Any number of terrible versions of this concept can be readily theorized, slathering on the absolution with weepy monologuing about harm and healing. A viewer can spend the whole movie waiting for Payne to go too far, though loyalists to his polarizing body of work know not to worry about overweening sentimentality from a guy who inserts his director credit over Paul’s empty chair just as one of his colleagues calls him a mean old bastard. Where Payne’s longstanding everything-sucks brand of Gen-X pessimism made early works like his abortion comedy Citizen Ruth funny and spiky, it now brings a credibility to the tentative embrace of emotional generosity that began somewhere around Nebraska, veered off course with the letdown of Downsizing, and pays crushing dividends here. It’s a bitter pill that sends so many of us on doomed crusades to move the implacable, but love carries a unique weight when offered by someone usually stingy with it.

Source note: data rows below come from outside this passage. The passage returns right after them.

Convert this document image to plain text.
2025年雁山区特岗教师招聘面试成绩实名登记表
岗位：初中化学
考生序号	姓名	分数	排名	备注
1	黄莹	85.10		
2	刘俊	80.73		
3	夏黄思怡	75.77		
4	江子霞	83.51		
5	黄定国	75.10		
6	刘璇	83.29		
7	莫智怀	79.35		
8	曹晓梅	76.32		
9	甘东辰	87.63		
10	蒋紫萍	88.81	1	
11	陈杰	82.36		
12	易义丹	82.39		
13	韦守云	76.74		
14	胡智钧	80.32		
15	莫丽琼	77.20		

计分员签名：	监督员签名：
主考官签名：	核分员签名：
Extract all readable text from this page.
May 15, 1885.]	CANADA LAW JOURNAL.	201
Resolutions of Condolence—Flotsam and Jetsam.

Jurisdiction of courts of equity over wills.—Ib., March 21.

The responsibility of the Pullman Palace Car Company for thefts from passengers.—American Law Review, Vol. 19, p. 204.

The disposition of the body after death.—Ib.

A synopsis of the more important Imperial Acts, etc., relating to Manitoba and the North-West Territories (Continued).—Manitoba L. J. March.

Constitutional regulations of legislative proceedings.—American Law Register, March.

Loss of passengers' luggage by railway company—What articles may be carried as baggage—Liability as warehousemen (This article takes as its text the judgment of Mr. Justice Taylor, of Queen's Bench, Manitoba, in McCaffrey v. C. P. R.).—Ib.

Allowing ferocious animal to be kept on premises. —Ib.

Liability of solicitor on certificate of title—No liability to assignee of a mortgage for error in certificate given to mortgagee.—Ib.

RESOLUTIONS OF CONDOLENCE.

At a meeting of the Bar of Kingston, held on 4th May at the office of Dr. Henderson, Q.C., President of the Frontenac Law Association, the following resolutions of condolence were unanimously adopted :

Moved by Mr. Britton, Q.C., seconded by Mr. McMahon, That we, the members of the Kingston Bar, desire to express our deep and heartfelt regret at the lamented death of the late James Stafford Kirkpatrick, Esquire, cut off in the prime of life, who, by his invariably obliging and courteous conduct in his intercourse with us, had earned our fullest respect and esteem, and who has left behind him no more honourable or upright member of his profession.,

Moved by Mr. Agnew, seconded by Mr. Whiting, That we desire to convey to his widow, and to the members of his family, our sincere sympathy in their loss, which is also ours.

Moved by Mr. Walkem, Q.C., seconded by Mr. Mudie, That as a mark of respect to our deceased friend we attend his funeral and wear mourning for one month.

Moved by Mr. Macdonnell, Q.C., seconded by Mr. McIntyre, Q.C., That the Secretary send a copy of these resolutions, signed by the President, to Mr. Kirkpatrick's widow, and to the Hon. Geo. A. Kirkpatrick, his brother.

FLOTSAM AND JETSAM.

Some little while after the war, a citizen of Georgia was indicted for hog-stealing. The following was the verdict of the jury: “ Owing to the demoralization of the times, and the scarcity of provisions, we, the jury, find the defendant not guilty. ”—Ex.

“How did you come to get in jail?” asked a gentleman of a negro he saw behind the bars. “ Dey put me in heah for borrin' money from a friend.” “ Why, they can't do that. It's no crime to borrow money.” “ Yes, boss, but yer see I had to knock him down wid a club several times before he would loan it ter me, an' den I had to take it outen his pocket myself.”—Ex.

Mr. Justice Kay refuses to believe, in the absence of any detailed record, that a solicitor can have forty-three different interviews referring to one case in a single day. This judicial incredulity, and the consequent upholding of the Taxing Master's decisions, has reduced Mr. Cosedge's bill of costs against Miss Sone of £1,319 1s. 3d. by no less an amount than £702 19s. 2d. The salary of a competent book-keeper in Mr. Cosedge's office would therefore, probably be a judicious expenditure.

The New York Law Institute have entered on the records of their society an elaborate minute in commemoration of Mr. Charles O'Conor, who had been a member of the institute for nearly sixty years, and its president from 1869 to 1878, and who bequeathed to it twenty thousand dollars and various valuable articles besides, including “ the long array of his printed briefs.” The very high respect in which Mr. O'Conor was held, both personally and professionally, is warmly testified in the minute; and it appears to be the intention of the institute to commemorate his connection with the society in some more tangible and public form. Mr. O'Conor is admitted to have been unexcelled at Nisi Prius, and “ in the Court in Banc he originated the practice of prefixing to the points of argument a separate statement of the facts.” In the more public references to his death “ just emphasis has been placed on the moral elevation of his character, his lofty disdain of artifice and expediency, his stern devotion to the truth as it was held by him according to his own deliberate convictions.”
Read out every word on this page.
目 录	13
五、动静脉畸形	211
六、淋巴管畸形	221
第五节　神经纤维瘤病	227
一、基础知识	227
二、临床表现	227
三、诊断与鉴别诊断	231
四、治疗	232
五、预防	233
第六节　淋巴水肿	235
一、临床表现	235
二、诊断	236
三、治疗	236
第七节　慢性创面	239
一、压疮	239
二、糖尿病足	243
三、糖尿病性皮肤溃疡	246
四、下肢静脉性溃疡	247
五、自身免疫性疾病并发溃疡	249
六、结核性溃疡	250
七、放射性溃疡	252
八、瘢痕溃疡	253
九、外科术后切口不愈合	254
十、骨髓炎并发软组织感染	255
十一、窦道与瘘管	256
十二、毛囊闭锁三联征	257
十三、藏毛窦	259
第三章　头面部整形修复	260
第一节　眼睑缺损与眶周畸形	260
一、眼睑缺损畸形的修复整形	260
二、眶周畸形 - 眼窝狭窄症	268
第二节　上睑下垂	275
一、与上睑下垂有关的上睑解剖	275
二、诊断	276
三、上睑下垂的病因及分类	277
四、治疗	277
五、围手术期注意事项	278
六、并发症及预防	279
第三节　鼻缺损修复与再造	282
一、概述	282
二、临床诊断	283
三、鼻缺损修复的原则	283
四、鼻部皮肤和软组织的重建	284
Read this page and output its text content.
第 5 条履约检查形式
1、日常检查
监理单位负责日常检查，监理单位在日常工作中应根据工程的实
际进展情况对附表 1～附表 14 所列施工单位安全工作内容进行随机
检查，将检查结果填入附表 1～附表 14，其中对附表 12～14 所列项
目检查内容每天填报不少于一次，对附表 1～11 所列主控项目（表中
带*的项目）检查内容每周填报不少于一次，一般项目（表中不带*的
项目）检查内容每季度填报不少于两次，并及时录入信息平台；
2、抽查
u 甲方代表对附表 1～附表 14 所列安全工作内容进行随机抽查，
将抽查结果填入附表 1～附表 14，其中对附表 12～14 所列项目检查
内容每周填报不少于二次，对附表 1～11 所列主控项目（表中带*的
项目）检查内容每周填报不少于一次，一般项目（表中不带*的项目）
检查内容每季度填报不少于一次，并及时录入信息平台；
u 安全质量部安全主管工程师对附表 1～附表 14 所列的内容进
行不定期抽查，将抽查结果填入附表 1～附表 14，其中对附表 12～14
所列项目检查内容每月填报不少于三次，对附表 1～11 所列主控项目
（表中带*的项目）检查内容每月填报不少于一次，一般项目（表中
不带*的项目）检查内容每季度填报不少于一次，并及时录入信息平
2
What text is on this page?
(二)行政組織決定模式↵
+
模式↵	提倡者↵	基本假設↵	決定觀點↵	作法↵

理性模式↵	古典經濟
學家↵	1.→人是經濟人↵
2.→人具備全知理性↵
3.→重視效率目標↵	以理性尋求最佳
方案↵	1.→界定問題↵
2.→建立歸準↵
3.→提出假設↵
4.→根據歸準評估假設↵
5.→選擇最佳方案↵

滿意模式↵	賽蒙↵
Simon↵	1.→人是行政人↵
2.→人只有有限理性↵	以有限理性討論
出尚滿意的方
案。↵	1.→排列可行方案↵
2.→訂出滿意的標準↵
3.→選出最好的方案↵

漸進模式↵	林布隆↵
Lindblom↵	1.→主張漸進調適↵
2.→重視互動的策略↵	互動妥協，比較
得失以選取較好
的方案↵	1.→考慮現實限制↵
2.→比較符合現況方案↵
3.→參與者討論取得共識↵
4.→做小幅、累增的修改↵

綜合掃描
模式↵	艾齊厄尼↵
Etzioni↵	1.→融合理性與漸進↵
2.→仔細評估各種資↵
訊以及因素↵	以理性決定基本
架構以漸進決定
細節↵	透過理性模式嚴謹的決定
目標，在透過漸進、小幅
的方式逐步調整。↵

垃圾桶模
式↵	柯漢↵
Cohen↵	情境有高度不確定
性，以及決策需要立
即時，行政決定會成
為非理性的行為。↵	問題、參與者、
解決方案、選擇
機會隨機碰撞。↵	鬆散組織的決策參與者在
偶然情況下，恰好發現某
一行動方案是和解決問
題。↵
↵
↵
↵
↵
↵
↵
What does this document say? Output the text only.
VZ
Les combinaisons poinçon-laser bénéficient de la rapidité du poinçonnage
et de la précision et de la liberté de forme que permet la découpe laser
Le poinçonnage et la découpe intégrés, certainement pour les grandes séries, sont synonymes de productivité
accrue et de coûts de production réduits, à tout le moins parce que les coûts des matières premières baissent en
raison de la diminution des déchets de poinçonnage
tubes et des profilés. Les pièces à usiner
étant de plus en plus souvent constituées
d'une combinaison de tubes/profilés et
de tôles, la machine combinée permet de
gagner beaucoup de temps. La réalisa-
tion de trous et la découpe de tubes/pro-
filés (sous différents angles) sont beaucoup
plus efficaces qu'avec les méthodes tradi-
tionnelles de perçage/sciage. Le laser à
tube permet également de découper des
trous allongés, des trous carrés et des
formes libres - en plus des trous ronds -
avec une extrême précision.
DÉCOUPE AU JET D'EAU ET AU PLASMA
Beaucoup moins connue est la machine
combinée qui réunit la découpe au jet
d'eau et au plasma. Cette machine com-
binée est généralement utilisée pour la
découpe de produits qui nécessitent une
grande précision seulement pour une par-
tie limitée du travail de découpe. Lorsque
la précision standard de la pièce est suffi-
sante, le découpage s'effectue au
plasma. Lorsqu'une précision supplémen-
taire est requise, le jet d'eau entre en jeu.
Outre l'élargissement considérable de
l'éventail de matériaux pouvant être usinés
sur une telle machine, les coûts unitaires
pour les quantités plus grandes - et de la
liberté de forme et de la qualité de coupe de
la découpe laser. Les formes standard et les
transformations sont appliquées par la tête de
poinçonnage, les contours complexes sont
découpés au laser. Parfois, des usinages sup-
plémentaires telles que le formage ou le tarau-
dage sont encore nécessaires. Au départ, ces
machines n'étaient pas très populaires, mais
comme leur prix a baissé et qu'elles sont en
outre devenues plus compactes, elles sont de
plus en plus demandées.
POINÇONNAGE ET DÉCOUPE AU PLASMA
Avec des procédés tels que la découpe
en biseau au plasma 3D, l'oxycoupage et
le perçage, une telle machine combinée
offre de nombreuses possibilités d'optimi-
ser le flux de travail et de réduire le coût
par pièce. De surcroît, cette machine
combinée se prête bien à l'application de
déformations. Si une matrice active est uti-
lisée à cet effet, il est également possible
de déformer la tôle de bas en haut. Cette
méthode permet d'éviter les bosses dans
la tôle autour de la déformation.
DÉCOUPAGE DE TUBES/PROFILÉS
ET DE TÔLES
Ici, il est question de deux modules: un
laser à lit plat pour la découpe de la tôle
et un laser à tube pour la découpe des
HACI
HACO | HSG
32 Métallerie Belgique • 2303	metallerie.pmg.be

Without weeping or hugging, in an unspoken language made up mostly of pregnant eye contact between men uncomfortable vocalizing intimacy, Paul communicates to Angus the old instructor’s credo that he’s only so tough because he wants the best for his pupils — and in Angus’ case, better than he could manage for himself. An act of selflessness in a pivotal moment sends the boy off to flourish as Paul failed to, though giving Angus his future leads the still-whip-sharp elder to the epiphany that he could have one for himself, too. A door to a brighter tomorrow starts to creak open for Mary as well, beckoning her to let some love back in. She comes to realize that the greatest tribute to her son’s memory would be for her to live well and broadly, to chase the fulfillment he wasn’t able to. Paul arrives on the other side of the same insight, not yet dead but sending Angus to thrive in his stead. If this isn’t the meaning of life — and it very well may be, the occasional morsel of altruism the only thing making this hellacious, indifferent world worth inhabiting — at least it’s the meaning of Christmas. With each passing year, giving gifts brings a little more joy than receiving them. Having things, cookies or books or knowledge, is nice. Having people is everything.